When I last wrote the story, which is coming soon – “Tragedy in the Delta” – I was sitting on a log in Botswana’s Delta contemplating the honor in sending a client home without ‘the’ trophy he was looking for, rather than sending him home with simply ‘a’ trophy. Is it honorable? I think so. In a world driven by success, on ever increasing time pressure, I ask you to take pause and think about this. What is success? What is ethical? Is it realistic to set goals based on trophy size, or is it the experience that is paramount?
We have a tall order for this safari. We have fourteen days to secure two trophy Elephant bulls. In my opinion, the client’s attitude is a good one. “Let’s see what we can find, do our best, and then measure our luck”. This is truly a marvelous and rare attitude.
We have two bulls in two separate areas. First south, and then north of Khaudum National Park in Namibia. The first area has produced two hundred pounders in the last eight years. The second certainly has the potential to produce good Elephant.
As I get time during our busy, hot and sweaty days, and after miles on the ivory trail, I will update you on our progress. The three giggling Bushmen trackers and I send our regards, as always, from the field.
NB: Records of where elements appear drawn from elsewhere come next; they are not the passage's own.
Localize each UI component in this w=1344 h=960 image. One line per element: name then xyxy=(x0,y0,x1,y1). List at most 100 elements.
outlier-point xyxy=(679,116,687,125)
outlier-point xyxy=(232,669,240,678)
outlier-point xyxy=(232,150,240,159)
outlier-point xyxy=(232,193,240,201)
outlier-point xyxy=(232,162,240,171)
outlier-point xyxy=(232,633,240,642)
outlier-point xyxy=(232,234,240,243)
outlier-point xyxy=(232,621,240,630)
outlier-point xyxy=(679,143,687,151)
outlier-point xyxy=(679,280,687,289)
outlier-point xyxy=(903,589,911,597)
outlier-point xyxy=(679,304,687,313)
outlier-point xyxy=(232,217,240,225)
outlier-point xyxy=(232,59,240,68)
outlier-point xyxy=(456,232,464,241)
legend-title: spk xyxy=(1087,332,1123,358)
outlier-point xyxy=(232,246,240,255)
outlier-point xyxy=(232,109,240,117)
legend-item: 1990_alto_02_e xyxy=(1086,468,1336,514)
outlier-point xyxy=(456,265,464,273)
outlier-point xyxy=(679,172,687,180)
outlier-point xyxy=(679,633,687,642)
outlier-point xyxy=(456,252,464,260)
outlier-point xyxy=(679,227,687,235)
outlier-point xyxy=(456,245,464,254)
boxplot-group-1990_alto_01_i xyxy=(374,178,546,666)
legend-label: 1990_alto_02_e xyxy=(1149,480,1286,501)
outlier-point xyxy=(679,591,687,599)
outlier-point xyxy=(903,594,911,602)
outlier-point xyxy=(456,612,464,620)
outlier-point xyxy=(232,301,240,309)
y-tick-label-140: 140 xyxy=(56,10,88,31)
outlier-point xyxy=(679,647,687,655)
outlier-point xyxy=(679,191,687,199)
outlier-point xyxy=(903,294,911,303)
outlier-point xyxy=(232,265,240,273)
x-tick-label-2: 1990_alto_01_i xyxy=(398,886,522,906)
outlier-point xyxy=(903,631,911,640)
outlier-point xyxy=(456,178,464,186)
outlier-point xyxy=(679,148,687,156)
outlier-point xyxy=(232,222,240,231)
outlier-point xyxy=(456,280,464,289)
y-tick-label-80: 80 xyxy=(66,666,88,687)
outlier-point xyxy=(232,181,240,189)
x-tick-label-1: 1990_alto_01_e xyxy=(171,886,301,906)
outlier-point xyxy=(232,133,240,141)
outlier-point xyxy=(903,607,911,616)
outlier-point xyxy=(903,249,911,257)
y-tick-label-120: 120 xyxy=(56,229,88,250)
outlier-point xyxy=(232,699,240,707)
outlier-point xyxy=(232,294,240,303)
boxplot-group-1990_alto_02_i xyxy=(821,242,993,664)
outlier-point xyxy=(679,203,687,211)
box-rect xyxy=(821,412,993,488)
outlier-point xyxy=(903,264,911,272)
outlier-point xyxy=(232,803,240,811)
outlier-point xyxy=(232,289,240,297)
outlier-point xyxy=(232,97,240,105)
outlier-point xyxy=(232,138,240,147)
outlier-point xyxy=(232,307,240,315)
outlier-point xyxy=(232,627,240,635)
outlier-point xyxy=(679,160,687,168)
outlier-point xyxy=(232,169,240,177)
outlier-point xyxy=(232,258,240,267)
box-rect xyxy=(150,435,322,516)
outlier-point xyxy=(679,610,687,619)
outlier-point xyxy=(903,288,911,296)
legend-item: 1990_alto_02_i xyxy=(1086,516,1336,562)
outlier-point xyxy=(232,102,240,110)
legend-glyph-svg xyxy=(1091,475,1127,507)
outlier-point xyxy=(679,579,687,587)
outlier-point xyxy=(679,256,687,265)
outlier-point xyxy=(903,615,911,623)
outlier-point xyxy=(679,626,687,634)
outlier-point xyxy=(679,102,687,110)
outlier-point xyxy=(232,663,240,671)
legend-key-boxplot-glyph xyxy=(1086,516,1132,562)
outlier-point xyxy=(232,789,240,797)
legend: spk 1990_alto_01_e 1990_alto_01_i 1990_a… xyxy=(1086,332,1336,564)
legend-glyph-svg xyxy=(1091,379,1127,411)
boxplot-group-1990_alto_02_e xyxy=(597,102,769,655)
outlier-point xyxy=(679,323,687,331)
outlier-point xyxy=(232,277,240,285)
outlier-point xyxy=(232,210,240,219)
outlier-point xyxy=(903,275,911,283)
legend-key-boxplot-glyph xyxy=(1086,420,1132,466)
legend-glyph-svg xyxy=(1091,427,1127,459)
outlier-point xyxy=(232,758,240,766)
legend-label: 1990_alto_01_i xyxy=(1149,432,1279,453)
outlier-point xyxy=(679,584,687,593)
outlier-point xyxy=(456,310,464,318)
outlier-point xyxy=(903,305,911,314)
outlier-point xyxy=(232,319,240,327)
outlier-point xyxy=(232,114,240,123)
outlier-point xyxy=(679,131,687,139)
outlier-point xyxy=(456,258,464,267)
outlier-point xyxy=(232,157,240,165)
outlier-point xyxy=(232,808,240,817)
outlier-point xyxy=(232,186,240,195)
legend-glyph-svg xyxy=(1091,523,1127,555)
Report from the field 24 September 2012
Today we looked at more cracks than one would at a podiatrists convention. Size of feet, width of cracks and the look of the track as a whole. Salt stains my shirt with untold miles comfortably walked in my Russell Thula Thula’s is with my double over the shoulder.
It is truly great to be back in the bush in pursuit of my favorite prey – Elephant.
As the sun dips below the orange and violet horizon, we think of tomorrow’s challenge to bag a big Bushman land Tusker!